Schon im Piloten gilt: Betrifft der Vorgang personenbezogene Daten, ist die DSGVO-konforme KI mitzudenken; fällt er unter Hochrisiko nach dem EU AI Act, gelten seit dem 2. August 2026 zusätzliche Pflichten. Beides gehört in die Bewertung, bevor aus dem Piloten ein Rollout wird.

Was danach passiert

Jedes Ergebnis ist verwertbar — auch das negative.

Erfolg wie Misserfolg sind Ergebnisse

Bei Erfolg: ausweiten, aber wieder nur um einen Schritt. Bei Misserfolg: abschalten und dokumentieren, warum. Ein gescheiterter Pilot hat für wenig Geld gezeigt, was nicht funktioniert — deutlich billiger als ein Rollout, der scheitert.

Vom Piloten zur Roadmap

Die Erkenntnisse aus dem ersten Piloten — vor allem die unerwarteten Aufwände — verändern die Reihenfolge der nächsten Vorhaben. Deshalb gehört nach jedem Piloten ein Blick zurück auf die Planung. Wie es strukturiert weitergeht, klärt ein Erstgespräch.

Quellen: Verordnung (EU) 2024/1689 (EUR-Lex) · Bundesagentur für Arbeit: Förderung von Weiterbildung

Häufige Fragen

Wer sollte im Pilotteam sein?

Die Personen, die den Vorgang heute bearbeiten — nicht nur Führungskräfte. Sie kennen die Sonderfälle.

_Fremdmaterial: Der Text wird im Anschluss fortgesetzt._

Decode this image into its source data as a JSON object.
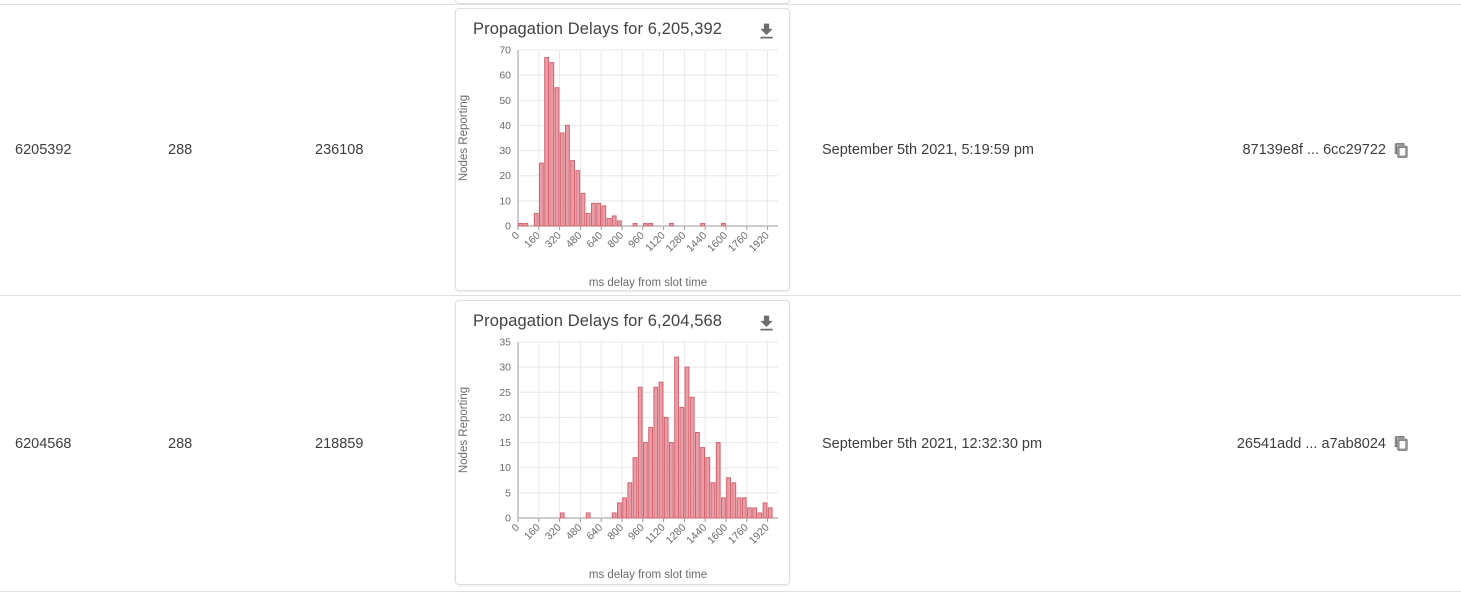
{
  "colors": {
    "bar_fill": "#e99da7",
    "bar_border": "#d2636f",
    "grid": "#e8e8e8",
    "axis": "#9a9a9a",
    "icon": "#757575",
    "separator": "#e0e0e0"
  },
  "table": {
    "rows": [
      {
        "col1": "6205392",
        "col2": "288",
        "col3": "236108",
        "timestamp": "September 5th 2021, 5:19:59 pm",
        "hash": "87139e8f ... 6cc29722"
      },
      {
        "col1": "6204568",
        "col2": "288",
        "col3": "218859",
        "timestamp": "September 5th 2021, 12:32:30 pm",
        "hash": "26541add ... a7ab8024"
      }
    ]
  },
  "chart_data": [
    {
      "type": "bar",
      "title": "Propagation Delays for 6,205,392",
      "xlabel": "ms delay from slot time",
      "ylabel": "Nodes Reporting",
      "ylim": [
        0,
        70
      ],
      "ytick_step": 10,
      "x_start_ms": 0,
      "bin_width_ms": 40,
      "xmax_ms": 2000,
      "xticks": [
        0,
        160,
        320,
        480,
        640,
        800,
        960,
        1120,
        1280,
        1440,
        1600,
        1760,
        1920
      ],
      "values": [
        1,
        1,
        0,
        5,
        25,
        67,
        65,
        55,
        37,
        40,
        26,
        22,
        13,
        5,
        9,
        9,
        8,
        3,
        4,
        2,
        0,
        0,
        1,
        0,
        1,
        1,
        0,
        0,
        0,
        1,
        0,
        0,
        0,
        0,
        0,
        1,
        0,
        0,
        0,
        1,
        0,
        0,
        0,
        0,
        0,
        0,
        0,
        0,
        0,
        0
      ],
      "legend": "none",
      "grid": "on"
    },
    {
      "type": "bar",
      "title": "Propagation Delays for 6,204,568",
      "xlabel": "ms delay from slot time",
      "ylabel": "Nodes Reporting",
      "ylim": [
        0,
        35
      ],
      "ytick_step": 5,
      "x_start_ms": 0,
      "bin_width_ms": 40,
      "xmax_ms": 2000,
      "xticks": [
        0,
        160,
        320,
        480,
        640,
        800,
        960,
        1120,
        1280,
        1440,
        1600,
        1760,
        1920
      ],
      "values": [
        0,
        0,
        0,
        0,
        0,
        0,
        0,
        0,
        1,
        0,
        0,
        0,
        0,
        1,
        0,
        0,
        0,
        0,
        1,
        3,
        4,
        7,
        12,
        26,
        15,
        18,
        26,
        27,
        20,
        15,
        32,
        22,
        30,
        24,
        17,
        14,
        12,
        7,
        15,
        4,
        8,
        7,
        4,
        4,
        2,
        2,
        1,
        3,
        2,
        0
      ],
      "legend": "none",
      "grid": "on"
    }
  ]
}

Was, wenn der Pilot scheitert?

Dann haben Sie für wenig Geld erfahren, was nicht funktioniert. Das ist deutlich billiger als ein Rollout, der scheitert.

Wie lange sollte ein KI-Pilotprojekt dauern?

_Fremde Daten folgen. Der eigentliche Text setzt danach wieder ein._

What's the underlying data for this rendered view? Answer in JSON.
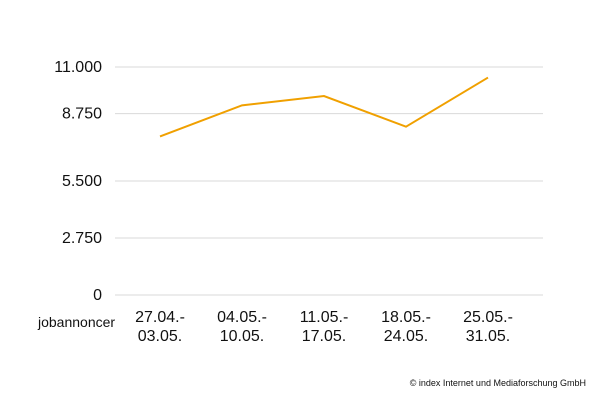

Vier bis acht Wochen produktiver Betrieb, dazu ein bis zwei Wochen Vorbereitung mit Vorher-Messung und eine Woche Auswertung. Kürzer liefert keine belastbaren Zahlen, länger verzögert die Entscheidung ohne Erkenntnisgewinn.

Was kostet ein KI-Pilotprojekt?

Ein erster Anwendungsfall liegt bei 5.000 bis 20.000 Euro, eine vorgeschaltete Potenzialanalyse im niedrigen vierstelligen Bereich. Begleitende Schulungen sind über das Qualifizierungschancengesetz bis zu 100 Prozent förderfähig.

Welcher Prozess eignet sich für den ersten Piloten?

Ein Vorgang, der häufig, einfach und wenig riskant ist — und sich in fünf Sätzen beschreiben lässt. Der Vorgang mit den meisten Beschwerden ist meist der komplexeste und damit der falsche Einstieg: Der erste Pilot soll Vertrauen aufbauen, nicht das schwerste Problem lösen.

Woran messe ich, ob der Pilot erfolgreich war?

An den vor dem Start erhobenen Kennzahlen wie Bearbeitungsdauer, Fehlerquote und Durchlaufzeit — ohne diese Ausgangswerte lässt sich hinterher nichts belegen. Ebenso wichtig ist die Frage, was unerwartet Aufwand gemacht hat: Diese Antwort fließt in die Schätzung aller weiteren Vorhaben ein.